Fu H, Liu L, Zhang X, Zhu Y, Zhao L, Peng J, et al. (2012) Common Changes in Global Gene Expression Induced by RNA Polymerase Inhibitors in shigella flexneri. PLoS ONE 7(3): e33240. doi:10.1371/journal.pone.0033240

  • The link to the abstract
  • The link to the full text of the article in PubMed Central
  • The link to the full text of the article (HTML format) from the publisher web site.
  • The link to the full PDF version of the article from the publisher web site.
  • Copyright: © 2012 Fu et al. This is an open-access article distributed under the terms of the Creative Commons Attribution License, which permits unrestricted use, distribution, and reproduction in any medium, provided the original author and source are credited.
  • Does the journal own the copyright? NO
  • Do the authors own the copyright? Yes
  • Do the authors own the rights under a Creative Commons license? Yes
  • Is the article available “Open Access”? Yes
  • What organization is the publisher of the article? What type of organization is it? PLoS One is the publisher/Journal. It hosts open access research articles. (Public Library of Science)

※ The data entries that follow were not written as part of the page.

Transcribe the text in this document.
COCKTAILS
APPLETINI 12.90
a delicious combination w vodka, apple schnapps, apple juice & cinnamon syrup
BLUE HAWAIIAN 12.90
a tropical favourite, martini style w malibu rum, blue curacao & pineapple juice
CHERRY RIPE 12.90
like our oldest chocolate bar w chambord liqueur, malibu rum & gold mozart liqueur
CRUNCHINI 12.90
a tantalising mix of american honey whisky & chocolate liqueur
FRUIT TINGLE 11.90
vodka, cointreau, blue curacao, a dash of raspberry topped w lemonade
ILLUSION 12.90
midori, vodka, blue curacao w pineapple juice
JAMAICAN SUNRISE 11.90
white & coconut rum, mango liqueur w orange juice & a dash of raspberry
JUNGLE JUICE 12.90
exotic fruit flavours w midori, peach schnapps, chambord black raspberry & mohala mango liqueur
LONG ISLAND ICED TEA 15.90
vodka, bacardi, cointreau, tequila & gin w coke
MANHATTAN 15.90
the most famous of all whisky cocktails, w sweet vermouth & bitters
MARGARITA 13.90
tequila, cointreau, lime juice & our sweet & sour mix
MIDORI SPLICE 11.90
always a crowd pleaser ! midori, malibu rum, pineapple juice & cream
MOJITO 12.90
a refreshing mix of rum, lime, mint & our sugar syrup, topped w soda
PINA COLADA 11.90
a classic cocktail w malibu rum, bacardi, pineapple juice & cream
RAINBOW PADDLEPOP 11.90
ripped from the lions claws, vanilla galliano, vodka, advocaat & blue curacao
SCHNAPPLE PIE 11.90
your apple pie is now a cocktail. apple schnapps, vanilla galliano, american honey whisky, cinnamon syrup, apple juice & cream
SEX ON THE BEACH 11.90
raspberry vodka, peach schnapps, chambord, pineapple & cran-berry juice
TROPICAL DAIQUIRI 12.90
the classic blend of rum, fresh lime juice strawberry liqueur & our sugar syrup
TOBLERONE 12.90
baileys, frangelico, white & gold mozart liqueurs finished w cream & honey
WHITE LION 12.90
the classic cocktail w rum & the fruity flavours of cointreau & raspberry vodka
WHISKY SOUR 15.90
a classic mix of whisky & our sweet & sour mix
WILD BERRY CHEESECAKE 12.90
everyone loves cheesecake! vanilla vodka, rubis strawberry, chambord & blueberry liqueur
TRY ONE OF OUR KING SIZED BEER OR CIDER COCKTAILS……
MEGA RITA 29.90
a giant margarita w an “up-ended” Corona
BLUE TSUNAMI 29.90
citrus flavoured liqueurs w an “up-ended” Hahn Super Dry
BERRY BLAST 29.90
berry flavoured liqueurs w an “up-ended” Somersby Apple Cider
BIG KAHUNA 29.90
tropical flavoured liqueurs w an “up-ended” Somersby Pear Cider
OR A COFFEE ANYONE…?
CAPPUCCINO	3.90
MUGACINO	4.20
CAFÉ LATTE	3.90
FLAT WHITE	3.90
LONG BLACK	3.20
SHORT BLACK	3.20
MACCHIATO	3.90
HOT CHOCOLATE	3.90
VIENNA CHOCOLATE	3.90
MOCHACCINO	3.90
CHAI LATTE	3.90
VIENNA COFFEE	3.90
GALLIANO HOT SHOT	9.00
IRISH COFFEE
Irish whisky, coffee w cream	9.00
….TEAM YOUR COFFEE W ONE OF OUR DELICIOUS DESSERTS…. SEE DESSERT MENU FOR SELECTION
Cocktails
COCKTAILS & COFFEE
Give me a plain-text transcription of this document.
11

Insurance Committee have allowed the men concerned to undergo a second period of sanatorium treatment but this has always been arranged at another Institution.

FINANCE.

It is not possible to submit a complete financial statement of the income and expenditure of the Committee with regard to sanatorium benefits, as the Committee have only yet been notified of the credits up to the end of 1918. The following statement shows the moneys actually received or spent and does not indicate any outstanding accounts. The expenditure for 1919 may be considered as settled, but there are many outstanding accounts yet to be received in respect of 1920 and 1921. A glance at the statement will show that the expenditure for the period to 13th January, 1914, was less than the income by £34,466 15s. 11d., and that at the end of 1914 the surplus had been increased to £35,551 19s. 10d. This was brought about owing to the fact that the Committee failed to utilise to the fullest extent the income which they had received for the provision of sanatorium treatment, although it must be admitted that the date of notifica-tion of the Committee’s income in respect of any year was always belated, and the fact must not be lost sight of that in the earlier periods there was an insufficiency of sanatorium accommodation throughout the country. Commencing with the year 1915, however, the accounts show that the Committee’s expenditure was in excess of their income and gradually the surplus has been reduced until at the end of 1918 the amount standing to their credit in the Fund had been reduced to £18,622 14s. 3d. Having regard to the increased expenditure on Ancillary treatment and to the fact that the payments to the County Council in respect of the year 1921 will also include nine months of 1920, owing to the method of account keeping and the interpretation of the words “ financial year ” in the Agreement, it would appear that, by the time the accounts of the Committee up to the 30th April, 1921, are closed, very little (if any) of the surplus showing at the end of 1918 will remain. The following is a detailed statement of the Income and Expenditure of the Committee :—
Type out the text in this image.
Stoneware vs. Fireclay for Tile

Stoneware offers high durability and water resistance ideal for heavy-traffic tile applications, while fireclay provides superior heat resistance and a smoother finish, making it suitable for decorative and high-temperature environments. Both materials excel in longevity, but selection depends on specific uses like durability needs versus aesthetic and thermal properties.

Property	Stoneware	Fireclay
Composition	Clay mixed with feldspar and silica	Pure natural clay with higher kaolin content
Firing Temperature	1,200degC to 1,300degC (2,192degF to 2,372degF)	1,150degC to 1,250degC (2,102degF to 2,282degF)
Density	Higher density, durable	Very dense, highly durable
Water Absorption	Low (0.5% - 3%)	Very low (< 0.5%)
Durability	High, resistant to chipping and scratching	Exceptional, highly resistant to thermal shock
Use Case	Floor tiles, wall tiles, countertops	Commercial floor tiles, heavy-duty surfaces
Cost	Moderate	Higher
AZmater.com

  • Is this article available in print or online only? Online only
  • Has LMU paid a subscription or other fee for your access to this article? No LMU has not paid a subscription or other fee because it is open access on the Public Library of Science.
  • Use the genome sequencing article you found to perform a prospective search in the ISI Web of Science/Knowledge database.
    • How many articles does this article cite? 25 cited references
    • How many articles cite this article? 0 articles cite this article
    • Based on the titles and abstracts of the papers, what type of research directions have been taken now that the genome for that organism has been sequenced?
  • Well given that there are no papers that cite this paper there hasn't been anything done to build on this specific topic. In regards to the genome I think this paper has built on the work of the people who sequenced the first genome of Shigella flexneri as well as the other micro array papers.
  • State which database you used to find the data and article: ArrayExpress
  • State what you used as search terms and what type of search terms they were: "shigella flexneri" filtered by organism, experiment type: "rna assay", experiment type: "array assay"
  • Give an overview of the results of the search.
    • How many results did you get? 7 results returned with 6 viable options due to the number assays.
    • Give an assessment of how relevant the results were: Very relevant, 6/7 results were viable.
  • Link to microarray data
  • What experiment was performed? What was the "treatment" and what was the "control" in the experiment?
    • Antibiotics (RNA Polymerase Inhibitors) were added to Shigella flexneri in order to see if bacteria became less active. The control was a group of bacteria with no drugs added to them, and the treatment was a group of bacteria with drugs added to them.
  • Were replicate experiments of the "treatment" and "control" conditions conducted? Were these biological or technical replicates? How many of each?
    • There are two drugs RX and RP with 6 samples per drug. The experiment was run 3 times which yielded 36 assays. I believe that means 3 biological replicates and 12 technical replicates within each experiment, but I am not 100 percent sure.